Tuesday, August 13, 2013

shilo.



a video of some of our little's signs, as well as her being her very usual active self (i.e. a black eye (you can see in the video) and fat lip all in the same week). there's also some awesome crazy post bath hair, and she has a cold so her mouth is hanging open through most of it.
she can't yet crawl, but she can get where she wants to go, and get into what she wants to...the video ends when she decides to try to go for some electrical cords.

Monday, August 12, 2013

first day.

awesome first day outfit and smile.

working on math.


plenty of time to play with her sister.

and cook herself something yummy.

reading book.

done.

i must admit, i have been super nervous to see what our home school days would look like.  i'm certain that day one is not a good indicator of what every day will look like.  i'm also certain that we have made the best choice for our big.  she has lots of energy.  we had plenty of time to take breaks between subjects, eat lunch, play with her sister, and still get all of our work done.
i'm really excited to see what our year holds, and to watch my big learn all sorts of new things.  i'm also reminded just how much i love teaching my daughter.

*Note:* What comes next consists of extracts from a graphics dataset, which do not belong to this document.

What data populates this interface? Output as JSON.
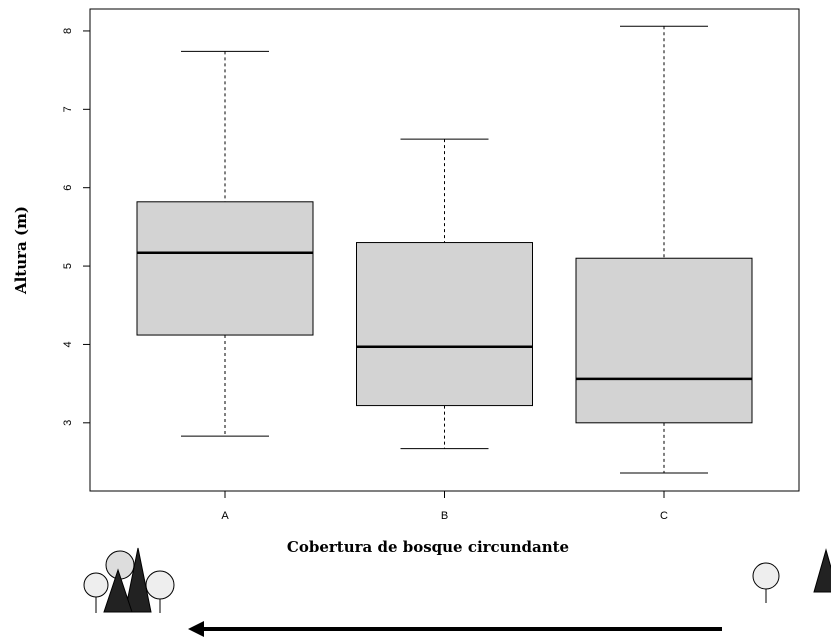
{
  "chart_data": {
    "type": "box",
    "xlabel": "Cobertura de bosque circundante",
    "ylabel": "Altura (m)",
    "categories": [
      "A",
      "B",
      "C"
    ],
    "boxes": [
      {
        "min": 2.83,
        "q1": 4.12,
        "median": 5.17,
        "q3": 5.82,
        "max": 7.74
      },
      {
        "min": 2.67,
        "q1": 3.22,
        "median": 3.97,
        "q3": 5.3,
        "max": 6.62
      },
      {
        "min": 2.36,
        "q1": 3.0,
        "median": 3.56,
        "q3": 5.1,
        "max": 8.06
      }
    ],
    "color": "#d3d3d3",
    "ylim": [
      2.13,
      8.28
    ],
    "yticks": [
      3,
      4,
      5,
      6,
      7,
      8
    ]
  }
}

*disclaimer* we did more than just math and reading.  that was all i took pictures of.

Wednesday, July 31, 2013

things that are hard.

my writing on here has slowed down greatly.  it takes every last ounce of emotional energy to get through my days quite often right now.  i rarely want to talk about the really hard things of my life.  i'm afraid.  i'm afraid someone will read it and take away things i didn't say, and didn't mean. i'm afraid that someone will come here and decide that parenting children with special needs really is as hard as they thought it might be.
i'm reminded though, that sometimes, truth needs to be told.  hard needs to be shared.  and people will relate more than i could imagine.  so here goes.
first of all, i imagine that when i said things have been draining, you thought it might have to do with this pretty face.

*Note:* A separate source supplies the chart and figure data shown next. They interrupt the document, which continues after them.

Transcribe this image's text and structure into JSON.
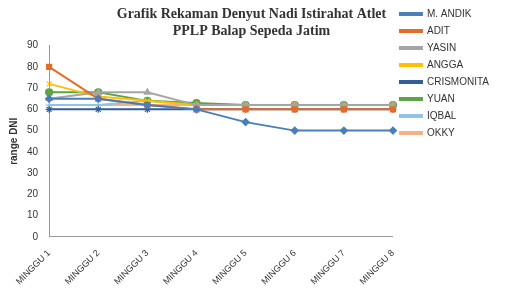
{
  "chart_data": {
    "type": "line",
    "title": "Grafik Rekaman Denyut Nadi Istirahat Atlet\nPPLP Balap Sepeda Jatim",
    "y_label": "range DNI",
    "categories": [
      "MINGGU 1",
      "MINGGU 2",
      "MINGGU 3",
      "MINGGU 4",
      "MINGGU 5",
      "MINGGU 6",
      "MINGGU 7",
      "MINGGU 8"
    ],
    "series": [
      {
        "name": "M. ANDIK",
        "color": "#4a7ebb",
        "marker": "diamond",
        "values": [
          65,
          65,
          62,
          60,
          54,
          50,
          50,
          50
        ]
      },
      {
        "name": "ADIT",
        "color": "#e46c26",
        "marker": "square",
        "values": [
          80,
          65,
          62,
          60,
          60,
          60,
          60,
          60
        ]
      },
      {
        "name": "YASIN",
        "color": "#a5a5a5",
        "marker": "triangle",
        "values": [
          65,
          68,
          68,
          62,
          62,
          62,
          62,
          62
        ]
      },
      {
        "name": "ANGGA",
        "color": "#ffc000",
        "marker": "x",
        "values": [
          72,
          66,
          64,
          62,
          62,
          62,
          62,
          62
        ]
      },
      {
        "name": "CRISMONITA",
        "color": "#2f5f98",
        "marker": "star",
        "values": [
          60,
          60,
          60,
          60,
          60,
          60,
          60,
          60
        ]
      },
      {
        "name": "YUAN",
        "color": "#5ea345",
        "marker": "circle",
        "values": [
          68,
          68,
          64,
          63,
          62,
          62,
          62,
          62
        ]
      },
      {
        "name": "IQBAL",
        "color": "#8fc3ea",
        "marker": "plus",
        "values": [
          62,
          62,
          64,
          62,
          62,
          62,
          62,
          62
        ]
      },
      {
        "name": "OKKY",
        "color": "#f4b183",
        "marker": "none",
        "values": [
          62,
          62,
          62,
          62,
          62,
          62,
          62,
          62
        ]
      }
    ],
    "ylim": [
      0,
      90
    ],
    "yticks": [
      0,
      10,
      20,
      30,
      40,
      50,
      60,
      70,
      80,
      90
    ],
    "grid": false,
    "legend": "right"
  }
}
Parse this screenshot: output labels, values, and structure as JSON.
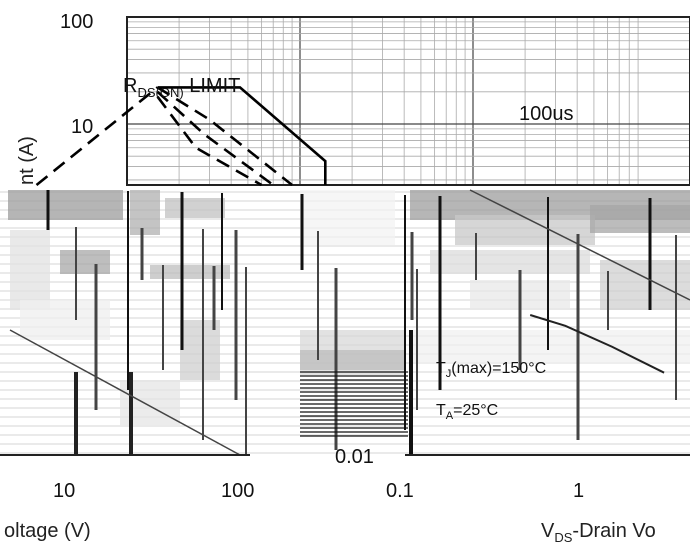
{
  "chart_data": [
    {
      "type": "line",
      "scale": "log-log",
      "grid": true,
      "legend": "none",
      "xlabel": "",
      "ylabel": "nt (A)",
      "xlim": [
        0.1,
        100
      ],
      "ylim": [
        0.01,
        100
      ],
      "y_tick_labels": [
        "100",
        "10"
      ],
      "annotations": [
        {
          "text": "R",
          "sub": "DS(ON)",
          "after": " LIMIT"
        },
        {
          "text": "100us"
        }
      ],
      "series": [
        {
          "style": "solid",
          "x": [
            0.15,
            0.45,
            1.4,
            1.4
          ],
          "y": [
            22,
            22,
            4.5,
            1
          ]
        },
        {
          "style": "dashed",
          "x": [
            0.03,
            0.15
          ],
          "y": [
            0.6,
            22
          ]
        },
        {
          "style": "dashed",
          "x": [
            0.15,
            0.3,
            0.9
          ],
          "y": [
            22,
            11,
            1
          ]
        },
        {
          "style": "dashed",
          "x": [
            0.15,
            0.28,
            0.7
          ],
          "y": [
            20,
            8,
            1
          ]
        },
        {
          "style": "dashed",
          "x": [
            0.15,
            0.25,
            0.6
          ],
          "y": [
            18,
            6,
            1
          ]
        }
      ]
    },
    {
      "type": "line",
      "scale": "log-log",
      "grid": true,
      "legend": "none",
      "xlabel": "oltage (V)",
      "ylabel": "",
      "x_tick_labels": [
        "10",
        "100"
      ],
      "series": []
    },
    {
      "type": "line",
      "scale": "log-log",
      "grid": true,
      "legend": "none",
      "xlabel": "V",
      "xlabel_sub": "DS",
      "xlabel_after": "-Drain Vo",
      "ylabel": "",
      "x_tick_labels": [
        "0.1",
        "1"
      ],
      "y_tick_labels": [
        "0.01"
      ],
      "annotations": [
        {
          "text": "T",
          "sub": "J",
          "after": "(max)=150°C"
        },
        {
          "text": "T",
          "sub": "A",
          "after": "=25°C"
        }
      ],
      "series": [
        {
          "style": "solid",
          "x": [
            0.5,
            0.8,
            1.5,
            3.0
          ],
          "y": [
            1,
            0.7,
            0.35,
            0.15
          ]
        }
      ]
    }
  ]
}
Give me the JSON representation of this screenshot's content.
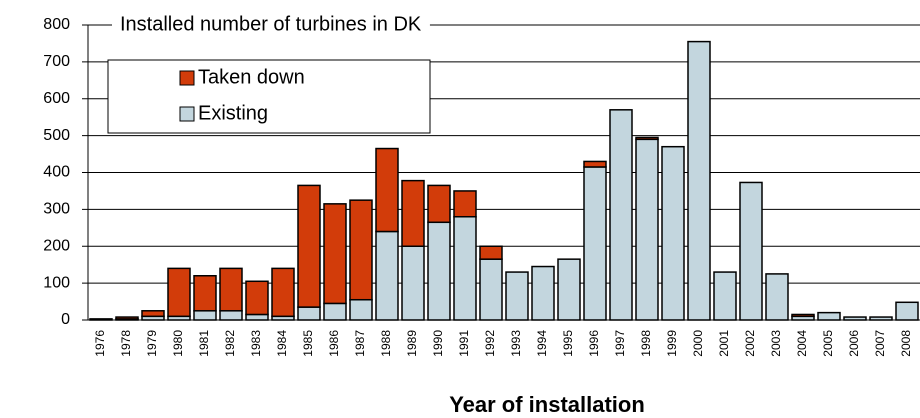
{
  "chart_data": {
    "type": "stacked_bar",
    "title": "Installed number of turbines in DK",
    "x_label": "Year of installation",
    "categories": [
      "1976",
      "1978",
      "1979",
      "1980",
      "1981",
      "1982",
      "1983",
      "1984",
      "1985",
      "1986",
      "1987",
      "1988",
      "1989",
      "1990",
      "1991",
      "1992",
      "1993",
      "1994",
      "1995",
      "1996",
      "1997",
      "1998",
      "1999",
      "2000",
      "2001",
      "2002",
      "2003",
      "2004",
      "2005",
      "2006",
      "2007",
      "2008"
    ],
    "series": [
      {
        "name": "Existing",
        "color": "#c3d6de",
        "values": [
          0,
          3,
          10,
          10,
          25,
          25,
          15,
          10,
          35,
          45,
          55,
          240,
          200,
          265,
          280,
          165,
          130,
          145,
          165,
          415,
          570,
          490,
          470,
          755,
          130,
          373,
          125,
          10,
          20,
          8,
          8,
          48
        ]
      },
      {
        "name": "Taken down",
        "color": "#d23c0a",
        "values": [
          3,
          5,
          15,
          130,
          95,
          115,
          90,
          130,
          330,
          270,
          270,
          225,
          178,
          100,
          70,
          35,
          0,
          0,
          0,
          15,
          0,
          5,
          0,
          0,
          0,
          0,
          0,
          5,
          0,
          0,
          0,
          0
        ]
      }
    ],
    "ylim": [
      0,
      800
    ],
    "yticks": [
      0,
      100,
      200,
      300,
      400,
      500,
      600,
      700,
      800
    ],
    "grid": true
  }
}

and if you did, you are wrong.  while little comes with her own set of things that might seem like extra work, it is just the norm for us at this point.  plus, she is making huge strides forward developmentally, signing, and overall, is just a pretty easy going girl.

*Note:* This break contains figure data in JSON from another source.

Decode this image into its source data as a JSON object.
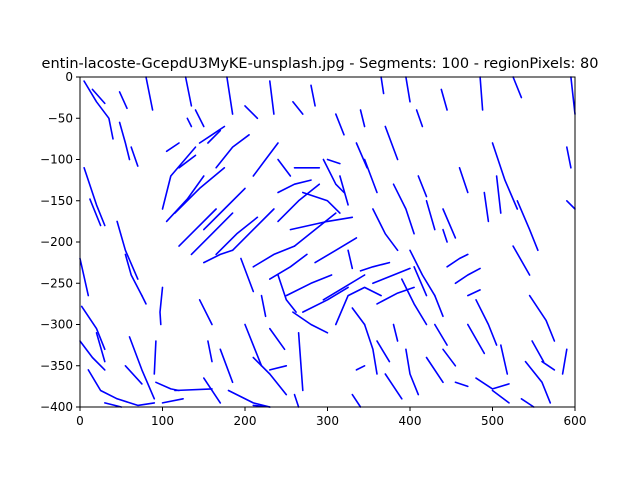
{
  "chart_data": {
    "type": "line",
    "title": "entin-lacoste-GcepdU3MyKE-unsplash.jpg - Segments: 100 - regionPixels: 80",
    "xlim": [
      0,
      600
    ],
    "ylim": [
      -400,
      0
    ],
    "xticks": [
      0,
      100,
      200,
      300,
      400,
      500,
      600
    ],
    "yticks": [
      0,
      -50,
      -100,
      -150,
      -200,
      -250,
      -300,
      -350,
      -400
    ],
    "grid": false,
    "legend": "none",
    "color": "#0000ff",
    "segments": [
      [
        [
          5,
          5
        ],
        [
          20,
          30
        ],
        [
          35,
          50
        ],
        [
          40,
          75
        ]
      ],
      [
        [
          15,
          15
        ],
        [
          30,
          32
        ]
      ],
      [
        [
          48,
          18
        ],
        [
          57,
          38
        ]
      ],
      [
        [
          48,
          55
        ],
        [
          55,
          80
        ],
        [
          60,
          100
        ]
      ],
      [
        [
          80,
          0
        ],
        [
          88,
          40
        ]
      ],
      [
        [
          62,
          85
        ],
        [
          70,
          108
        ]
      ],
      [
        [
          5,
          110
        ],
        [
          20,
          155
        ],
        [
          30,
          180
        ]
      ],
      [
        [
          12,
          148
        ],
        [
          25,
          180
        ]
      ],
      [
        [
          45,
          175
        ],
        [
          55,
          210
        ],
        [
          70,
          245
        ]
      ],
      [
        [
          55,
          215
        ],
        [
          62,
          240
        ],
        [
          75,
          265
        ]
      ],
      [
        [
          0,
          220
        ],
        [
          10,
          265
        ]
      ],
      [
        [
          2,
          278
        ],
        [
          20,
          305
        ],
        [
          30,
          330
        ]
      ],
      [
        [
          20,
          310
        ],
        [
          30,
          345
        ]
      ],
      [
        [
          0,
          320
        ],
        [
          15,
          340
        ],
        [
          30,
          355
        ]
      ],
      [
        [
          10,
          355
        ],
        [
          25,
          380
        ],
        [
          45,
          390
        ]
      ],
      [
        [
          55,
          350
        ],
        [
          75,
          372
        ]
      ],
      [
        [
          60,
          315
        ],
        [
          75,
          355
        ],
        [
          90,
          390
        ]
      ],
      [
        [
          45,
          390
        ],
        [
          70,
          398
        ],
        [
          90,
          395
        ]
      ],
      [
        [
          30,
          395
        ],
        [
          50,
          400
        ]
      ],
      [
        [
          75,
          265
        ],
        [
          80,
          275
        ]
      ],
      [
        [
          100,
          255
        ],
        [
          97,
          285
        ],
        [
          98,
          300
        ]
      ],
      [
        [
          92,
          320
        ],
        [
          90,
          360
        ]
      ],
      [
        [
          92,
          370
        ],
        [
          110,
          378
        ],
        [
          120,
          380
        ]
      ],
      [
        [
          100,
          395
        ],
        [
          125,
          390
        ]
      ],
      [
        [
          115,
          380
        ],
        [
          160,
          378
        ]
      ],
      [
        [
          150,
          365
        ],
        [
          170,
          395
        ]
      ],
      [
        [
          170,
          330
        ],
        [
          185,
          370
        ]
      ],
      [
        [
          145,
          270
        ],
        [
          160,
          300
        ]
      ],
      [
        [
          155,
          320
        ],
        [
          160,
          345
        ]
      ],
      [
        [
          200,
          300
        ],
        [
          212,
          330
        ],
        [
          220,
          350
        ]
      ],
      [
        [
          210,
          340
        ],
        [
          230,
          360
        ],
        [
          250,
          385
        ]
      ],
      [
        [
          180,
          380
        ],
        [
          210,
          395
        ],
        [
          230,
          400
        ]
      ],
      [
        [
          210,
          398
        ],
        [
          230,
          400
        ]
      ],
      [
        [
          230,
          355
        ],
        [
          250,
          350
        ]
      ],
      [
        [
          230,
          305
        ],
        [
          248,
          330
        ]
      ],
      [
        [
          265,
          310
        ],
        [
          270,
          380
        ]
      ],
      [
        [
          260,
          385
        ],
        [
          265,
          400
        ]
      ],
      [
        [
          195,
          220
        ],
        [
          210,
          260
        ]
      ],
      [
        [
          220,
          265
        ],
        [
          225,
          290
        ]
      ],
      [
        [
          240,
          240
        ],
        [
          250,
          270
        ],
        [
          262,
          285
        ]
      ],
      [
        [
          258,
          285
        ],
        [
          280,
          300
        ],
        [
          300,
          310
        ]
      ],
      [
        [
          120,
          205
        ],
        [
          140,
          185
        ],
        [
          165,
          160
        ]
      ],
      [
        [
          150,
          185
        ],
        [
          175,
          160
        ],
        [
          200,
          135
        ]
      ],
      [
        [
          105,
          175
        ],
        [
          130,
          148
        ],
        [
          150,
          120
        ]
      ],
      [
        [
          115,
          165
        ],
        [
          145,
          135
        ],
        [
          175,
          110
        ]
      ],
      [
        [
          135,
          215
        ],
        [
          160,
          190
        ],
        [
          185,
          165
        ]
      ],
      [
        [
          165,
          215
        ],
        [
          190,
          190
        ],
        [
          215,
          170
        ]
      ],
      [
        [
          185,
          210
        ],
        [
          210,
          185
        ],
        [
          235,
          160
        ]
      ],
      [
        [
          150,
          225
        ],
        [
          170,
          215
        ],
        [
          185,
          210
        ]
      ],
      [
        [
          120,
          110
        ],
        [
          140,
          95
        ]
      ],
      [
        [
          100,
          160
        ],
        [
          110,
          120
        ],
        [
          140,
          85
        ]
      ],
      [
        [
          145,
          80
        ],
        [
          160,
          70
        ],
        [
          175,
          60
        ]
      ],
      [
        [
          105,
          90
        ],
        [
          120,
          80
        ]
      ],
      [
        [
          165,
          110
        ],
        [
          185,
          85
        ],
        [
          205,
          70
        ]
      ],
      [
        [
          210,
          120
        ],
        [
          225,
          100
        ],
        [
          240,
          80
        ]
      ],
      [
        [
          240,
          140
        ],
        [
          260,
          130
        ],
        [
          280,
          125
        ]
      ],
      [
        [
          240,
          175
        ],
        [
          265,
          150
        ],
        [
          290,
          130
        ]
      ],
      [
        [
          260,
          205
        ],
        [
          285,
          185
        ],
        [
          310,
          165
        ]
      ],
      [
        [
          210,
          230
        ],
        [
          235,
          215
        ],
        [
          260,
          205
        ]
      ],
      [
        [
          230,
          245
        ],
        [
          255,
          230
        ],
        [
          275,
          215
        ]
      ],
      [
        [
          250,
          265
        ],
        [
          280,
          250
        ],
        [
          305,
          240
        ]
      ],
      [
        [
          270,
          285
        ],
        [
          300,
          270
        ],
        [
          325,
          255
        ]
      ],
      [
        [
          255,
          185
        ],
        [
          300,
          175
        ],
        [
          330,
          170
        ]
      ],
      [
        [
          285,
          225
        ],
        [
          310,
          210
        ],
        [
          335,
          195
        ]
      ],
      [
        [
          295,
          270
        ],
        [
          320,
          255
        ],
        [
          345,
          240
        ]
      ],
      [
        [
          310,
          300
        ],
        [
          325,
          265
        ],
        [
          345,
          255
        ],
        [
          365,
          265
        ]
      ],
      [
        [
          330,
          280
        ],
        [
          345,
          300
        ]
      ],
      [
        [
          355,
          250
        ],
        [
          380,
          240
        ],
        [
          400,
          232
        ]
      ],
      [
        [
          360,
          275
        ],
        [
          385,
          262
        ],
        [
          405,
          255
        ]
      ],
      [
        [
          340,
          235
        ],
        [
          355,
          230
        ],
        [
          375,
          225
        ]
      ],
      [
        [
          345,
          300
        ],
        [
          355,
          330
        ],
        [
          360,
          360
        ]
      ],
      [
        [
          335,
          355
        ],
        [
          345,
          350
        ]
      ],
      [
        [
          330,
          385
        ],
        [
          340,
          400
        ]
      ],
      [
        [
          370,
          360
        ],
        [
          390,
          390
        ]
      ],
      [
        [
          395,
          330
        ],
        [
          400,
          360
        ],
        [
          410,
          385
        ]
      ],
      [
        [
          360,
          320
        ],
        [
          375,
          345
        ]
      ],
      [
        [
          380,
          300
        ],
        [
          385,
          320
        ]
      ],
      [
        [
          355,
          160
        ],
        [
          370,
          190
        ],
        [
          385,
          210
        ]
      ],
      [
        [
          400,
          210
        ],
        [
          415,
          240
        ],
        [
          430,
          265
        ]
      ],
      [
        [
          390,
          245
        ],
        [
          405,
          275
        ],
        [
          420,
          300
        ]
      ],
      [
        [
          380,
          130
        ],
        [
          395,
          160
        ],
        [
          405,
          190
        ]
      ],
      [
        [
          405,
          230
        ],
        [
          420,
          265
        ]
      ],
      [
        [
          430,
          265
        ],
        [
          440,
          290
        ]
      ],
      [
        [
          430,
          300
        ],
        [
          445,
          325
        ]
      ],
      [
        [
          440,
          330
        ],
        [
          455,
          350
        ]
      ],
      [
        [
          420,
          340
        ],
        [
          440,
          370
        ]
      ],
      [
        [
          455,
          370
        ],
        [
          470,
          375
        ]
      ],
      [
        [
          480,
          365
        ],
        [
          500,
          378
        ],
        [
          520,
          372
        ]
      ],
      [
        [
          500,
          380
        ],
        [
          520,
          395
        ]
      ],
      [
        [
          470,
          300
        ],
        [
          490,
          335
        ]
      ],
      [
        [
          480,
          270
        ],
        [
          495,
          300
        ],
        [
          505,
          325
        ]
      ],
      [
        [
          510,
          325
        ],
        [
          518,
          360
        ]
      ],
      [
        [
          535,
          390
        ],
        [
          550,
          400
        ]
      ],
      [
        [
          540,
          345
        ],
        [
          560,
          370
        ],
        [
          570,
          395
        ]
      ],
      [
        [
          548,
          320
        ],
        [
          562,
          345
        ]
      ],
      [
        [
          545,
          265
        ],
        [
          565,
          295
        ],
        [
          575,
          320
        ]
      ],
      [
        [
          560,
          345
        ],
        [
          575,
          355
        ]
      ],
      [
        [
          585,
          360
        ],
        [
          590,
          330
        ]
      ],
      [
        [
          590,
          150
        ],
        [
          600,
          160
        ]
      ],
      [
        [
          590,
          85
        ],
        [
          595,
          110
        ]
      ],
      [
        [
          595,
          0
        ],
        [
          600,
          45
        ]
      ],
      [
        [
          525,
          0
        ],
        [
          535,
          25
        ]
      ],
      [
        [
          485,
          0
        ],
        [
          488,
          40
        ]
      ],
      [
        [
          438,
          15
        ],
        [
          445,
          40
        ]
      ],
      [
        [
          500,
          80
        ],
        [
          515,
          125
        ],
        [
          530,
          160
        ]
      ],
      [
        [
          530,
          150
        ],
        [
          545,
          185
        ],
        [
          555,
          210
        ]
      ],
      [
        [
          525,
          205
        ],
        [
          545,
          240
        ]
      ],
      [
        [
          505,
          120
        ],
        [
          510,
          165
        ]
      ],
      [
        [
          490,
          140
        ],
        [
          495,
          175
        ]
      ],
      [
        [
          460,
          110
        ],
        [
          470,
          140
        ]
      ],
      [
        [
          440,
          160
        ],
        [
          455,
          195
        ]
      ],
      [
        [
          420,
          150
        ],
        [
          430,
          185
        ]
      ],
      [
        [
          410,
          120
        ],
        [
          420,
          145
        ]
      ],
      [
        [
          345,
          100
        ],
        [
          360,
          140
        ]
      ],
      [
        [
          315,
          120
        ],
        [
          325,
          155
        ]
      ],
      [
        [
          295,
          100
        ],
        [
          310,
          130
        ],
        [
          320,
          140
        ]
      ],
      [
        [
          270,
          140
        ],
        [
          300,
          150
        ],
        [
          315,
          165
        ]
      ],
      [
        [
          340,
          40
        ],
        [
          345,
          60
        ]
      ],
      [
        [
          335,
          80
        ],
        [
          348,
          110
        ]
      ],
      [
        [
          310,
          45
        ],
        [
          320,
          70
        ]
      ],
      [
        [
          370,
          60
        ],
        [
          385,
          100
        ]
      ],
      [
        [
          395,
          0
        ],
        [
          400,
          30
        ]
      ],
      [
        [
          408,
          40
        ],
        [
          415,
          60
        ]
      ],
      [
        [
          365,
          0
        ],
        [
          368,
          20
        ]
      ],
      [
        [
          230,
          5
        ],
        [
          235,
          45
        ]
      ],
      [
        [
          258,
          30
        ],
        [
          270,
          45
        ]
      ],
      [
        [
          280,
          10
        ],
        [
          285,
          35
        ]
      ],
      [
        [
          200,
          35
        ],
        [
          215,
          50
        ]
      ],
      [
        [
          178,
          0
        ],
        [
          185,
          45
        ]
      ],
      [
        [
          128,
          0
        ],
        [
          135,
          35
        ]
      ],
      [
        [
          140,
          40
        ],
        [
          150,
          60
        ]
      ],
      [
        [
          130,
          50
        ],
        [
          135,
          60
        ]
      ],
      [
        [
          155,
          80
        ],
        [
          170,
          65
        ]
      ],
      [
        [
          240,
          100
        ],
        [
          255,
          120
        ]
      ],
      [
        [
          260,
          110
        ],
        [
          290,
          110
        ]
      ],
      [
        [
          300,
          100
        ],
        [
          315,
          105
        ]
      ],
      [
        [
          325,
          210
        ],
        [
          330,
          232
        ]
      ],
      [
        [
          440,
          185
        ],
        [
          445,
          200
        ]
      ],
      [
        [
          445,
          230
        ],
        [
          460,
          220
        ],
        [
          470,
          215
        ]
      ],
      [
        [
          455,
          250
        ],
        [
          470,
          240
        ],
        [
          485,
          232
        ]
      ],
      [
        [
          470,
          265
        ],
        [
          485,
          258
        ]
      ]
    ]
  }
}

this girly, the one drawing with chalk, she's the one that sends me heart racing.  i lose sleep.  i shed tears.  i feel like perhaps i don't parent that well.  things have been tough.  i've been hesitant to talk about it, because it makes me feel like i'm failing.  the times i've tried to share, it gets written off.  'oh all kids go through a stage like that.'  or 'she's just testing the boundaries.'
but it's bigger than that.  jason and i have talked it to pieces.  and then, we decided we had to have help.  i can't spend hours every day just trying to keep her from falling apart, or eating something she shouldn't.  no, something bigger has to happen.
and so we await more appointments.  and we pray for answers.  and i fear the answers that may come.  but in the end, i need help.  and she needs help.  and our family will function much better if we know.
so please pray.  i am broken.  some days i see small glimpses of a little girl i used to know.  other days i wonder where she is, and if she will ever return.  i fear that NF has taken part of her.